Jazz pianist Robert Glasper to play SFJazz Center
Keyboardist Robert Glasper figures there’s no such thing as too much soul.
After his unexpected 2013 Grammy Award for best R&B album, he’s following up on Oct. 29 with “Black Radio 2.” A gifted jazz pianist who grew up in Houston playing in church, Glasper broke into the world of R&B and hip-hop in the late 1990s with Bilal, and went on to collaborate with artists such as Kanye West, Common, Maxwell and Yasiin Bey (a.k.a. Mos Def).
He brings the Robert Glasper Experiment to the SFJazz Center on Friday.
Q: Were you always thinking of a second edition of “Black Radio” or was the new album inspired by the first’s success?
A: ”Black Radio” was really a one-off thing, but it got so much love on the streets and love in the mainstream at the same time. It hit the scene and did something, kind of became a movement. It gave a lot of people a lot of hope, especially after we won the Grammy, and opened doors to a lot of things. You can play good honest music and still compete at a certain level, still be recognized. Once that happened, we had to do part two.

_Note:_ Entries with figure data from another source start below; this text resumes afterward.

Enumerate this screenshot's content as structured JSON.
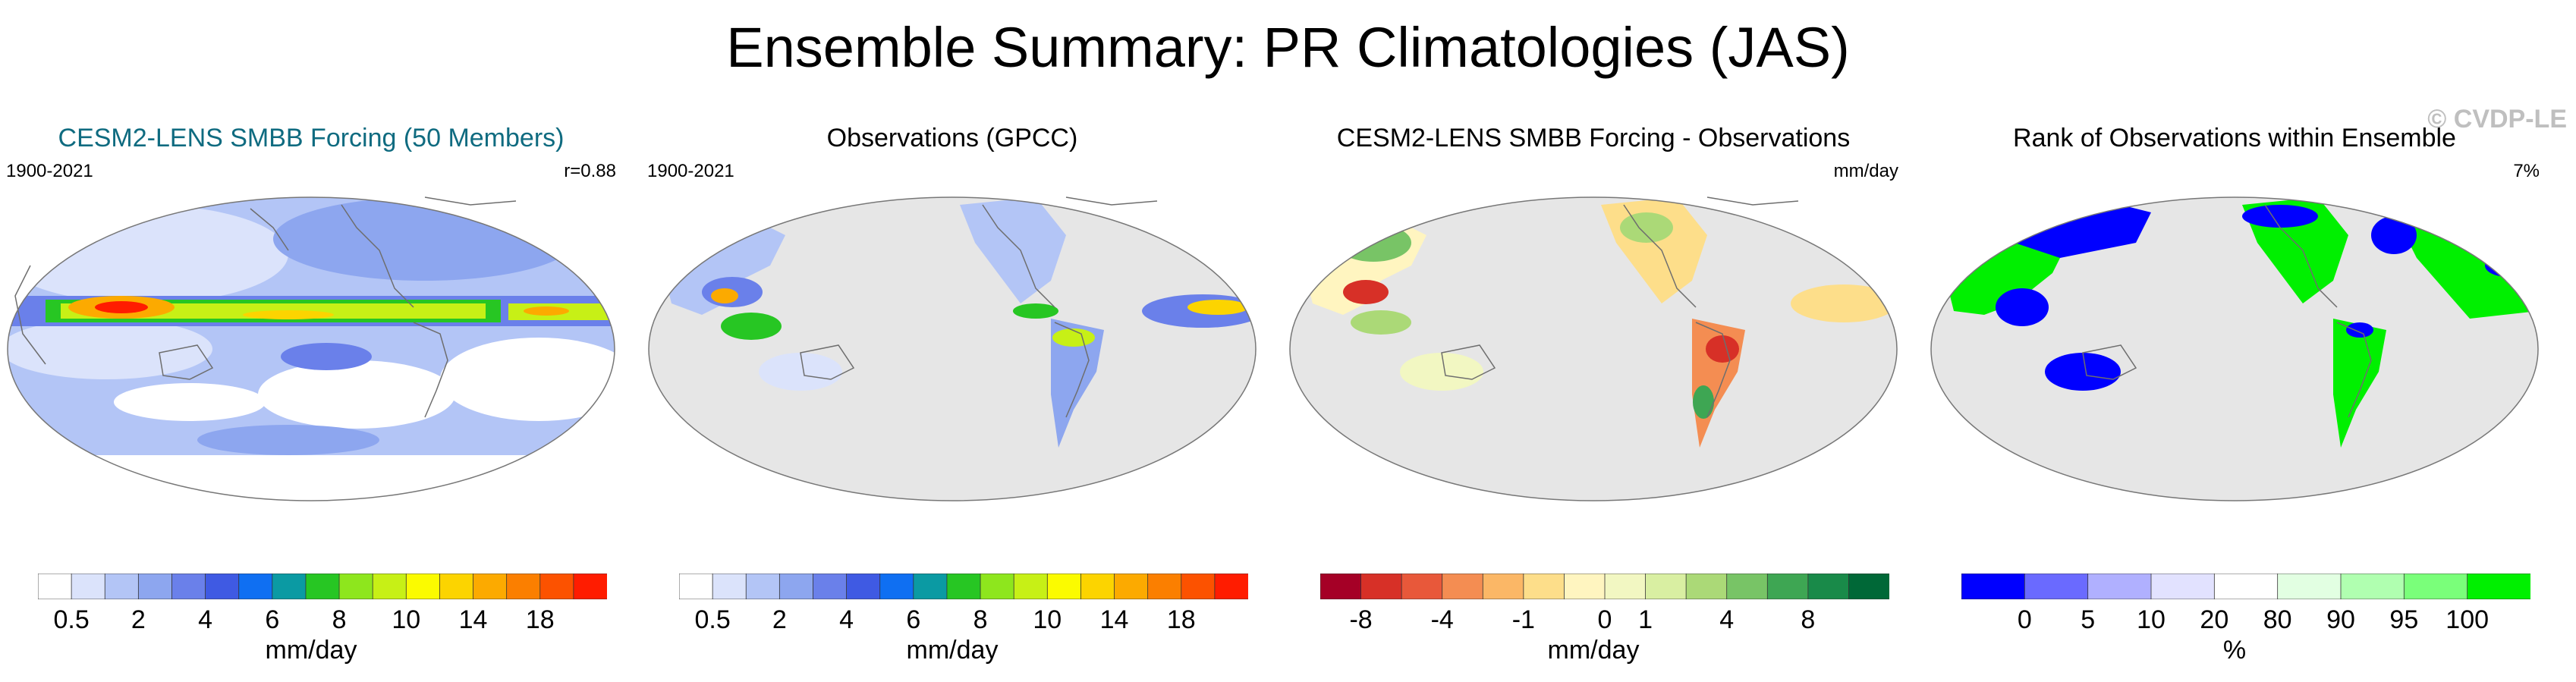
{
  "title": "Ensemble Summary: PR Climatologies (JAS)",
  "copyright": "© CVDP-LE",
  "colors": {
    "ocean_masked": "#e6e6e6",
    "land_masked": "#e6e6e6",
    "coast": "#6e6e6e",
    "accent_title": "#0f6b80"
  },
  "panels": [
    {
      "title": "CESM2-LENS SMBB Forcing (50 Members)",
      "left_label": "1900-2021",
      "right_label": "r=0.88",
      "colorbar": {
        "colors": [
          "#ffffff",
          "#dbe3fb",
          "#b3c5f6",
          "#8da6ef",
          "#6a80ea",
          "#3f5ae3",
          "#0f6ff2",
          "#0b9aa3",
          "#27c623",
          "#8ee61d",
          "#c7f016",
          "#fbfb00",
          "#fcd400",
          "#fcaa00",
          "#fb7f00",
          "#fc5200",
          "#ff1c00"
        ],
        "ticks": [
          "0.5",
          "2",
          "4",
          "6",
          "8",
          "10",
          "14",
          "18"
        ],
        "unit": "mm/day"
      }
    },
    {
      "title": "Observations (GPCC)",
      "left_label": "1900-2021",
      "right_label": "",
      "colorbar": {
        "colors": [
          "#ffffff",
          "#dbe3fb",
          "#b3c5f6",
          "#8da6ef",
          "#6a80ea",
          "#3f5ae3",
          "#0f6ff2",
          "#0b9aa3",
          "#27c623",
          "#8ee61d",
          "#c7f016",
          "#fbfb00",
          "#fcd400",
          "#fcaa00",
          "#fb7f00",
          "#fc5200",
          "#ff1c00"
        ],
        "ticks": [
          "0.5",
          "2",
          "4",
          "6",
          "8",
          "10",
          "14",
          "18"
        ],
        "unit": "mm/day"
      }
    },
    {
      "title": "CESM2-LENS SMBB Forcing - Observations",
      "left_label": "",
      "right_label": "mm/day",
      "colorbar": {
        "colors": [
          "#a50026",
          "#d73027",
          "#e8583a",
          "#f48d52",
          "#fbb766",
          "#fdde8a",
          "#fff5c0",
          "#f2f7c2",
          "#d9efa2",
          "#abd977",
          "#78c466",
          "#3ea653",
          "#198a49",
          "#006837"
        ],
        "ticks": [
          "-8",
          "-4",
          "-1",
          "0",
          "1",
          "4",
          "8"
        ],
        "unit": "mm/day"
      }
    },
    {
      "title": "Rank of Observations within Ensemble",
      "left_label": "",
      "right_label": "7%",
      "colorbar": {
        "colors": [
          "#0000ff",
          "#6a6aff",
          "#b0b0ff",
          "#e2e2ff",
          "#ffffff",
          "#e2ffe2",
          "#b0ffb0",
          "#7aff7a",
          "#00f000"
        ],
        "ticks": [
          "0",
          "5",
          "10",
          "20",
          "80",
          "90",
          "95",
          "100"
        ],
        "unit": "%"
      }
    }
  ]
}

Q: Given the project’s premise, trying to distill the best and most enduring aspects of black music, how did you interpret the album’s reception?
A: Usually you think when you make really good music it’s going to be underground. People are more prone to check out a Chris Brown. But those people are out there, and if you make something with quality, there’s a chance to do something. We worked really hard on it and I feel we had so many people behind us, so many people championing us.
That’s what put this record where it was, not feeling like it’s competition, hating on it. We got a lot of love.
Q: With Common, Marsha Ambrosius, Jill Scott, Snoop Dogg, Faith Evans and others, you’ve got quite a lineup on the new album. Was there anyone who got away?
A: I was hoping to have Mary J. Blige and a few other people. Common was supposed to be on part one, but he was shooting a movie.
Everybody’s schedule is crazy.
Q: You definitely took Norah Jones someplace new. She’s kind of a country girl at heart, and she’s never sounded so urban.
A: Everybody says that, she sounds so edgy. That was my whole purpose.
I either wanted to do a throwback and get the old sound that people miss, or put them in a situation they’ve never been in. So with Norah we did a drum-‘n’-bass vibe. I’m trying to get her to let me produce her.